Ashish Kamat: Yeah. And again, Mark, thank you always for being so candid and open. I mean, again, you and I have debated this, and I am one of those experts that said, "Hey, listen, why this control arm?" Right? We need to ramp it up, and I totally recognize what you're saying. The standard of care in the U.S. is monotherapy, and pretty much that's what you went against. So thank you for being candid there. As always, it's a pleasure chatting with you. And in closing, if you could just highlight for the listening audience, in your expert opinion, and obviously, I know you have to follow the label, so you will, but in your expert opinion, who is the ideal candidate for this therapy?

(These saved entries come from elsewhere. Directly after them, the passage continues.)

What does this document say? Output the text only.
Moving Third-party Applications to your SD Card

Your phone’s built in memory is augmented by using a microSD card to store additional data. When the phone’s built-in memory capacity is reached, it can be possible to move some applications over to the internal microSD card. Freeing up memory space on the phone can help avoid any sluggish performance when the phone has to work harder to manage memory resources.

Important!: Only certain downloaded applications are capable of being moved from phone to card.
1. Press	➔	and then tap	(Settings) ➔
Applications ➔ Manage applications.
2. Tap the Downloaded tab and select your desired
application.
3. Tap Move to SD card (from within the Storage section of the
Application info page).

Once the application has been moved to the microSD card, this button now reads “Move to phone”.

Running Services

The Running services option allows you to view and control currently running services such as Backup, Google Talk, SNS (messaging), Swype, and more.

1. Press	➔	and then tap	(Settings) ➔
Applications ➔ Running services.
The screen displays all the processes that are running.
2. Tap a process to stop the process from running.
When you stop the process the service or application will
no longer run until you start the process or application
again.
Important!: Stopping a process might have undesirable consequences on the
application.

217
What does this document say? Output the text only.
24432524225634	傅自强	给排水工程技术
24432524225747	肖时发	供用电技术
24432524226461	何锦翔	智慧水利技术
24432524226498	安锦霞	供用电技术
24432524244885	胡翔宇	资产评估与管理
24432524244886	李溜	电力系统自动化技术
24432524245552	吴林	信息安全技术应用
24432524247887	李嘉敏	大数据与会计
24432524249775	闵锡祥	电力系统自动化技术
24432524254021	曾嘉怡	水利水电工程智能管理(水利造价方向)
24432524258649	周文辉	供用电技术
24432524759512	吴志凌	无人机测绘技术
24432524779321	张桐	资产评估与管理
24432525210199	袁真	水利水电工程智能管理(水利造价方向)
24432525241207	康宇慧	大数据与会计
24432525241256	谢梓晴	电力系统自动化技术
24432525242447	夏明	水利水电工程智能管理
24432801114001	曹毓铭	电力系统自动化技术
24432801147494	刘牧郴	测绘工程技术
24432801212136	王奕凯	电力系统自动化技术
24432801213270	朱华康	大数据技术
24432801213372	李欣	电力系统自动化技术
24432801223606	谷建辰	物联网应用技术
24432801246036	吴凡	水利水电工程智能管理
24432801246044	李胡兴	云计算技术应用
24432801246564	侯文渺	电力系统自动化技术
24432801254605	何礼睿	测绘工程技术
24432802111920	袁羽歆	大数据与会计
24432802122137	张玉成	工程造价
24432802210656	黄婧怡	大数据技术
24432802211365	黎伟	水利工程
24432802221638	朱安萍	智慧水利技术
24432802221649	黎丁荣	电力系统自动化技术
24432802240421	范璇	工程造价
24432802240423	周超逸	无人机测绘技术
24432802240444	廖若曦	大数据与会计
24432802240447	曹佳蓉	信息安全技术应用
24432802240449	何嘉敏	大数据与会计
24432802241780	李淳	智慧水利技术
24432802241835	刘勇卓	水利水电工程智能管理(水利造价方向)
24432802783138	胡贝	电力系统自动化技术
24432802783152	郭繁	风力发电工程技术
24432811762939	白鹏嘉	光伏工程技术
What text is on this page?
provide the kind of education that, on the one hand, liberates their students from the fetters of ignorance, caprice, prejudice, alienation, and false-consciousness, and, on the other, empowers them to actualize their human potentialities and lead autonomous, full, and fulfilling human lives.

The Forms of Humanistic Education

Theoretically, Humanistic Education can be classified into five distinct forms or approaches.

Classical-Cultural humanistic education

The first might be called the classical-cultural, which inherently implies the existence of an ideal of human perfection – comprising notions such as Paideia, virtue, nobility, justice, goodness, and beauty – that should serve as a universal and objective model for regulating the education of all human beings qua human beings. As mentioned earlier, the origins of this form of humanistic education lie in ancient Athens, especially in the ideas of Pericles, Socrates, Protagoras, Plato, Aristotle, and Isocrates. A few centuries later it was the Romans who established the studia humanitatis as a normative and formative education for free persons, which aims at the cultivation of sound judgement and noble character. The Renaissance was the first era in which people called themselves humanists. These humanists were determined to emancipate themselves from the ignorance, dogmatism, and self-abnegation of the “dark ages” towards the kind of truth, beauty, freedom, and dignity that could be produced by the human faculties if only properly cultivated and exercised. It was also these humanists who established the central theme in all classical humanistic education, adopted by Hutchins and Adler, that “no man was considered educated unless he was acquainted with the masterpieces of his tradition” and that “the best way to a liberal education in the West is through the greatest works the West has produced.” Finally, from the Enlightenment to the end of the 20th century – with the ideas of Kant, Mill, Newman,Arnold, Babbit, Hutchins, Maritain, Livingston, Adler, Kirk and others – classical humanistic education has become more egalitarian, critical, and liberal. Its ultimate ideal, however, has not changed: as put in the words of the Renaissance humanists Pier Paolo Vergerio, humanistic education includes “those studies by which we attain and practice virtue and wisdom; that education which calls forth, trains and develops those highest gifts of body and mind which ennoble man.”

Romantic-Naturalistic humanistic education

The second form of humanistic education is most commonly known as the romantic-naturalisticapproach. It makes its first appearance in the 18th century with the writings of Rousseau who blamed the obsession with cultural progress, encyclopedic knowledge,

Mark Schoenberg: Thank you. The appropriate candidate is the candidate described in the label, namely that patient who meets... And I'm carrying coals to Newcastle here, because, of course, you've led the charge in identifying and defining the intermediate-risk population for us, starting back in 2014 with your seminal article on the subject, but it's the patient with recurrent, intermediate-risk disease, who has low-grade histology. Physicians will obviously make their own independent decisions about patient selection, but it's very clear that that is the FDA approval in the label, and the details of what an intermediate-risk patient is, I think, now, thankfully, pretty clear to the urology community, patients with multifocal disease. A solitary tumor greater than three centimeters, but low-grade histology.
Of importance, all of the clinical development program that UroGen undertook focused on patients with low-grade disease, and there is, as you've pointed out publicly, some controversy about the inclusion of small high-grade tumors in the intermediate risk population. So for the purposes of this conversation, it is important to point out that we don't have data in high-grade histology, and physicians should be aware of that.
Ashish Kamat: Great. Thank you so much, Mark. And as always, it's a pleasure to have you on.
Mark Schoenberg: Thank you so much for the opportunity. Have a great rest of the day.